30. Liciknya Marisa

240 18 2
                                    

“Fiza?” Marisa menunjuk wanita di hadapannya, “kenapa kamu bisa di sini?”

Fiza tersenyum, “ini tempat kerja saja. Kebetulan baju-baju di sini saya yang desain, Dok”

“Oh jadi ini kamu yang desain?” Marisa seolah-olah baru mengetahui semuanya. Padahal Ilham sudah banyak bercerita tentang Fiza padanya, “kok pada norak ya?”

Teh Kalina menatap Fiza saat ucapan tidak menyenangkan hati itu dilontarkan oleh Dokter itu.

“Maksudnya apa ya? Baru Dokter yang bilang desain saya norak. Selama ini nggak ada customer yang protes soal model pakaiannya. Tolong jaga ucapan Teteh. Bukannya Teteh seorang dokter yang berpendidikkan tinggi. Jangan rusak citra orang berhijab!” Teh Kalina sudah memegang kedua lengan Fiza. Takut-takut gadis ini menyerang.
Marisa menghela napas, “saya cuma menyampaikan pendapat saya. Kamu jangan nyolot gitu dong!”

“Tapi pendapat Anda nggak masuk akal. Padahal modelnya bagus dibilang norak. Penilaian palsu dari Teteh bisa menjelekkan butik bos saya. Kalau punya dendam sama saya jangan bawa-bawa pekerjaan saya!”

Marisa terlihat sewot dan ia mengembalikan pakaian yang ada di tangannya.
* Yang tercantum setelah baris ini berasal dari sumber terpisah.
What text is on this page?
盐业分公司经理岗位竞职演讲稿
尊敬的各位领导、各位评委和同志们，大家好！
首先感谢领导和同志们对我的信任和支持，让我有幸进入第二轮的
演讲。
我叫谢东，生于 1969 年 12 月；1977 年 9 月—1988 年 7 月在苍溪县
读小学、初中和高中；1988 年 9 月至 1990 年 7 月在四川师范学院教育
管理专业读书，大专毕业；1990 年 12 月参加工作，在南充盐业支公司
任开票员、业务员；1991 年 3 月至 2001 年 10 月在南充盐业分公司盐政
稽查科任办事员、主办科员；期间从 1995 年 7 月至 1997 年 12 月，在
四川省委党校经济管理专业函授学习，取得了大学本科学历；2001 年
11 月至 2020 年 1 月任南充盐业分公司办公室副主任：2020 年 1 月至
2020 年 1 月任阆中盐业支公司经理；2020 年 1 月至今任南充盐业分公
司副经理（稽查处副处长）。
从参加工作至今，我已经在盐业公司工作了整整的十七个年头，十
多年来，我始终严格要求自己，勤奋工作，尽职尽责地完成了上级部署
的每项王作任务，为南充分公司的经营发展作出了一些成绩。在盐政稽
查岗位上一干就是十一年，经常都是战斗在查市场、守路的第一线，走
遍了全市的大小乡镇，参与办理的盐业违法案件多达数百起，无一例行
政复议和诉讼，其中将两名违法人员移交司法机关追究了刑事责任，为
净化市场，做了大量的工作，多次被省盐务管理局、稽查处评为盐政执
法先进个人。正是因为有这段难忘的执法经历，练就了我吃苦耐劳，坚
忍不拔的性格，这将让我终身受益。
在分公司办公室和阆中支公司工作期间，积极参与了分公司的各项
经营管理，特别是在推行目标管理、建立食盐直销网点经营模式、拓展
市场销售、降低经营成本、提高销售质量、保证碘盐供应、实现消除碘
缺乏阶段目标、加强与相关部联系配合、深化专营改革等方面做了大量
“Saya nggak jadi belanja di sini.”

“Ya sudah pergi sana! Kami juga nggak mengharapkan pelanggan kayak Teteh.” Usir Fiza pada wanita itu.

“Nggak menyangka istrinya Ilham begini sifat yang sebenarnya. Ilham sudah salah memilih istri,” ujar Marisa sebelum berjalan keluar butik.

Tiasa nateh nyarios weh! Gelut weh ngen kadieu!” teriak Fiza yang tubuhnya masih ditahan-tahan Teh Kalina.

“Sabar, Fiza!”

Marisa tidak menjawab lagi. Ia terus berjalan keluar butik. Dia memang tidak ingin meneruskan perdebatan itu dan juga tak mengerti dengan perkataan Fiza.

“Habisnya itu katanya Dokter, tapi kelakuannya begitu. Bikin emosi aja.”

“Benar, Teh. Saya juga emosi ngelayanin dia,” timpal Alika yang memagang banyak baju di tangannya.

Teh Kalina melepas pelukannya dari Fiza. Sekarang gadis itu lebih stabil emosinya.

“Kamu ada masalah pribadi sama dia? Kayaknya emosimu bukan karena desainmu diejek dia aja,” tanya Teh Kalina hati-hati.

“Dia itu temannya suami saya, Teh. Dia suka sama A'a Ilham, tapi nggak mau ngaku.”

“Oh begitu, kalau begitu kamu harus lindungi suamimu. Kamu cinta ‘kan sama Ilham?”

Ditanya seperti itu oleh bosnya ini, Fiza merasa bingung sendiri. Perasaannya saja belum jelas. Cuma ia tidak suka saja kalau Marisa mendekati suaminya. Apa bisa itu disebut cinta?





•••




Fiza bersama Zahra sedang mengerjakan tugas kampus di teras rumah. Lebih tepatnya Fiza membantu adik iparnya ini.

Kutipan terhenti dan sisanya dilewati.